Just like your beast friends can grow and shrink in an instant, so can you, given enough practice. Your first few beast forms will take time to get used to, but soon they’ll become second nature. We’ll spend the next two weeks practicing on this mountain before leaving.
Cha Ming nodded. The ability to transform into whatever demon he liked would be useful, if only to cut down on travel time. Let’s get started, he said, picking the next form he wanted to try out. It was a fifty-foot-long badger with bloodred eyes.

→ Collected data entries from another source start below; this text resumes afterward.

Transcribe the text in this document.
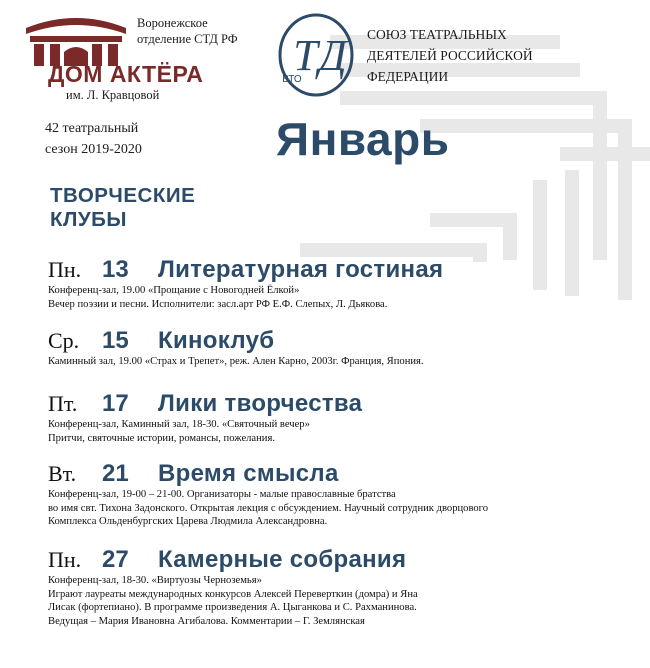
Воронежское
отделение СТД РФ
ДОМ АКТЁРА
им. Л. Кравцовой
42 театральный
сезон 2019-2020
ТД
ВТО
СОЮЗ ТЕАТРАЛЬНЫХ
ДЕЯТЕЛЕЙ РОССИЙСКОЙ
ФЕДЕРАЦИИ
Январь
ТВОРЧЕСКИЕ
КЛУБЫ
Пн. 13 Литературная гостиная
Конференц-зал, 19.00 «Прощание с Новогодней Ёлкой»
Вечер поэзии и песни. Исполнители: засл.арт РФ Е.Ф. Слепых, Л. Дьякова.
Ср. 15 Киноклуб
Каминный зал, 19.00 «Страх и Трепет», реж. Ален Карно, 2003г. Франция, Япония.
Пт. 17 Лики творчества
Конференц-зал, Каминный зал, 18-30. «Святочный вечер»
Притчи, святочные истории, романсы, пожелания.
Вт. 21 Время смысла
Конференц-зал, 19-00 – 21-00. Организаторы - малые православные братства
во имя свт. Тихона Задонского. Открытая лекция с обсуждением. Научный сотрудник дворцового
Комплекса Ольденбургских Царева Людмила Александровна.
Пн. 27 Камерные собрания
Конференц-зал, 18-30. «Виртуозы Черноземья»
Играют лауреаты международных конкурсов Алексей Переверткин (домра) и Яна
Лисак (фортепиано). В программе произведения А. Цыганкова и С. Рахманинова.
Ведущая – Мария Ивановна Агибалова. Комментарии – Г. Землянская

Baby steps, he told himself as long claws sprouted out from his hands. The accompanying rage almost overwhelmed him.
Chapter 5: Pai Xiao
Three thousand miles away, an eagle soared across the blue skies of the Ji Kingdom. The eagle was a large demon, a fledgling lord-level demon beast that was a long way from home. Wind ruffled its feathers as it circled down to the forest below, likely looking for a smaller demon to catch and devour. It was hungry, for it had flown for many days to get here.
Using its keen eyes, the eagle scanned its potential victims. It ignored anything larger than a few dozen feet long, as it would take too much time to consume before local predators forced it away.
That’s the one, the eagle thought. It spotted a spirit elk measuring twenty feet long and fifteen feet tall. It was a male with smaller horns than most, meaning that it wasn’t very important to the nearby spirit elk. Its fate was to wander about the woods and attract predators, sparing the other more important elk from an untimely fate.